De nouvelles perspectives de diagnostic et de soins s'ouvrent à la psychiatrie. En neuropsychiatrie et en biologie, la recherche de bio-marqueurs permettrait de détecter les fragilités des individus avant l'apparition de symptôme et de mettre en place un suivi pour prévenir le développement de la maladie. La recherche sur les thérapies cognitives pourrait également apporter des évolutions bénéfiques à la prise en charge des malades étant donné les premiers résultats positifs obtenus aux Etats-Unis. Il importe de ne pas mener un seul type de recherche mais de faire progresser les connaissances dans tous les domaines. Le réseau de recherches fondées sur les pratiques psychothérapeutiques, labellisé par l'Inserm, se fixe parmi ses objectifs de « développer une collaboration soutenue entre chercheurs et cliniciens en centrant la recherche évaluative sur des questions cliniques favorisant l'amélioration des pratiques ».
La création d'une instance alliant recherche et soins sur le modèle de l'Institut national du cancer permettrait aux projets innovants d'obtenir les crédits dont ils ont besoin tout en garantissant l'efficacité des sommes allouées.
Il faudrait aussi renforcer la formation continue des pédiatres et des médecins généralistes pour prendre en charge les dépressions et détecter les troubles psychiatriques.

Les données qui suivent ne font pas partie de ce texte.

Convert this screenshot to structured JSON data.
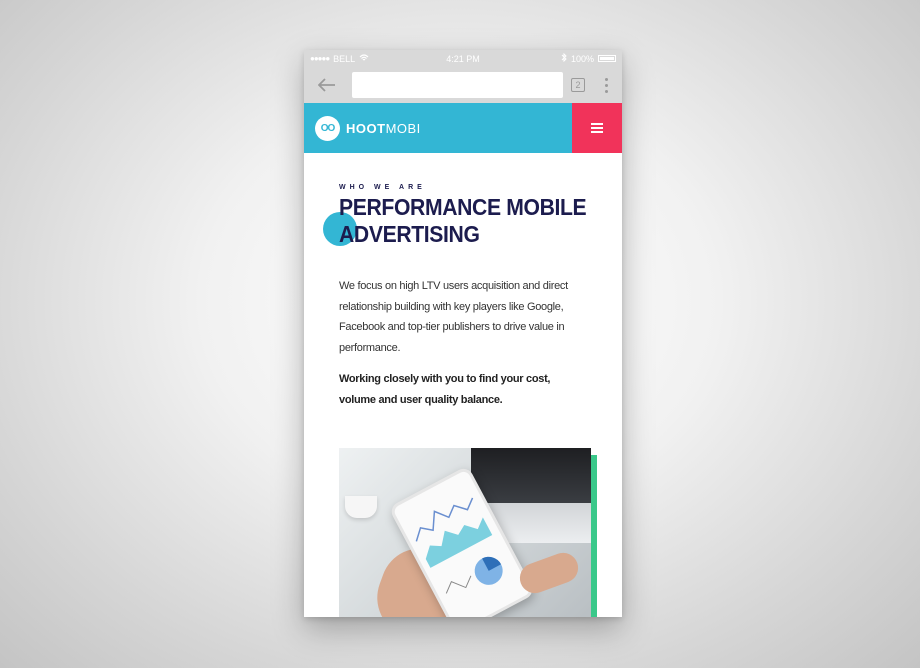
{
  "status_bar": {
    "signal": "●●●●●",
    "carrier": "BELL",
    "time": "4:21 PM",
    "battery": "100%"
  },
  "browser": {
    "url_value": "",
    "tab_count": "2"
  },
  "site_header": {
    "logo_mark": "OO",
    "logo_bold": "HOOT",
    "logo_light": "MOBI",
    "brand_color": "#33b6d4",
    "menu_color": "#f1335a"
  },
  "hero": {
    "eyebrow": "WHO WE ARE",
    "headline_line1": "PERFORMANCE MOBILE",
    "headline_line2": "ADVERTISING",
    "paragraph": "We focus on high LTV users acquisition and direct relationship building with key players like Google, Facebook and top-tier publishers to drive value in performance.",
    "emphasis": "Working closely with you to find your cost, volume and user quality balance."
  },
  "colors": {
    "headline": "#1c1c4e",
    "accent_bar": "#3ac88a"
  }
}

Je propose enfin de mettre en place un observatoire des suicides rattaché à l'Institut de veille sanitaire. D'après une étude de la Drees de septembre 2012, la tendance suicidaire est une problématique importante : au cours des cinq dernières années, 80 % des médecins généralistes ont été confrontés à la tentative de suicide et près de la moitié à un suicide. Le rôle des généralistes dans ce domaine est donc essentiel. L'OMS mène depuis plusieurs années des campagnes de prévention et souligne la situation particulièrement préoccupante en Europe. Des bonnes pratiques existent, comme en Suède, qui reposent sur une meilleure formation des médecins généralistes. Le colloque sur la mortalité due à la crise organisé par France Prévention Suicide et Technologia le 11 février au Sénat a permis de souligner le manque de données épidémiologiques fiables sur les suicides qui sont pourtant nécessaires pour leur prévention.
Ces quelques propositions pourraient améliorer la situation de la psychiatrie et donc celle des malades à l'occasion de la discussion du prochain projet de loi qui nous sera soumis, quel qu'il soit.